Colin approached the PIW with caution, knowing that a person in aquatic distress can be unpredictable and put a rescuer in danger. Emergencies necessarily create a sense of urgency, but it is important not to act too hastily. You can’t be an effective rescuer if you make yourself part of the problem. Fortunately Colin reached the swimmer in time and the swimmer was able to grab his bow. As Colin discovered, people exhibiting the IDR typically relax when rescued.
The water wasn’t dangerously cold, so hypothermia wasn’t an immediate risk. Colin could afford to keep the swimmer in the water and wrapped around his bow while he paddled toward shore and the sailboat. In cold water, swimmers can be transported on deck to delay the onset of hypothermia (See “Back Deck Swimmer Rescue,” Swimmer Rescue Transport,”).
Rescue practice is often directed at getting kayakers back in their kayaks. To prepare for coming to the assistance of other boaters, practice should include assisting a boatless PIW.
If you are paddling with a group, a pair of kayaks can be rafted up to provide a stable platform to get a PIW on deck. Additional kayaks can tow the raft to safety. If your easily accessible emergency gear includes a space blanket, the PIW can be protected from the cold. (Our Off the Water tip in this issue, page 48, recommends carrying a silicone swim cap for such emergencies.)
Colin had a VHF radio and could have summoned the assistance of a larger vessel if that had been required.
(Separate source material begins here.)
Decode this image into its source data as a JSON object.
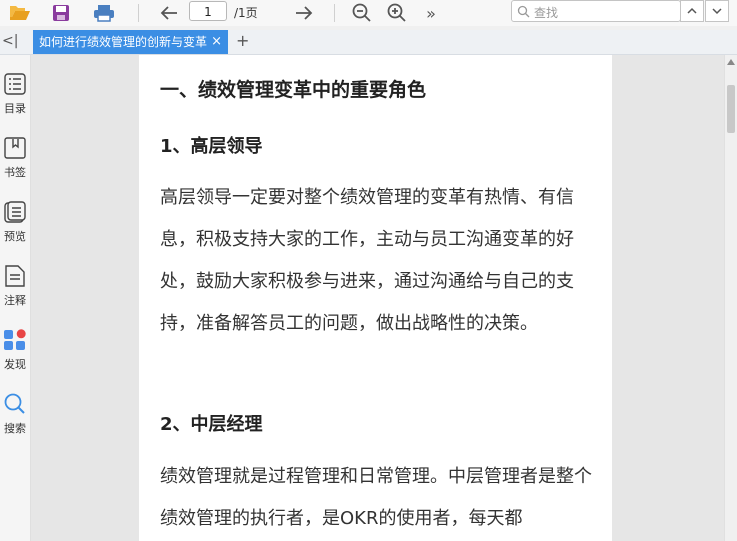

In a life-threatening emergency, a Mayday call can bring other vessels in the area to assist and enlist the services of the Coast Guard.
The Coast Guard can coordinate or assist in the rescue and prepare land-based emergency medical services to receive the rescued person. With handheld submersible VHF radios now available at under $100, there is little reason not to have one.
Most of the paddling sea kayakers do is very much like the summer afternoon outing that Colin, Dara and Ryan embarked upon. The benign conditions they paddled in were just what bring other boaters out in numbers.
Those times where we may feel least at risk may present us with situations where we can be of great service to othersperhaps even save a life—if we are well prepared and equipped.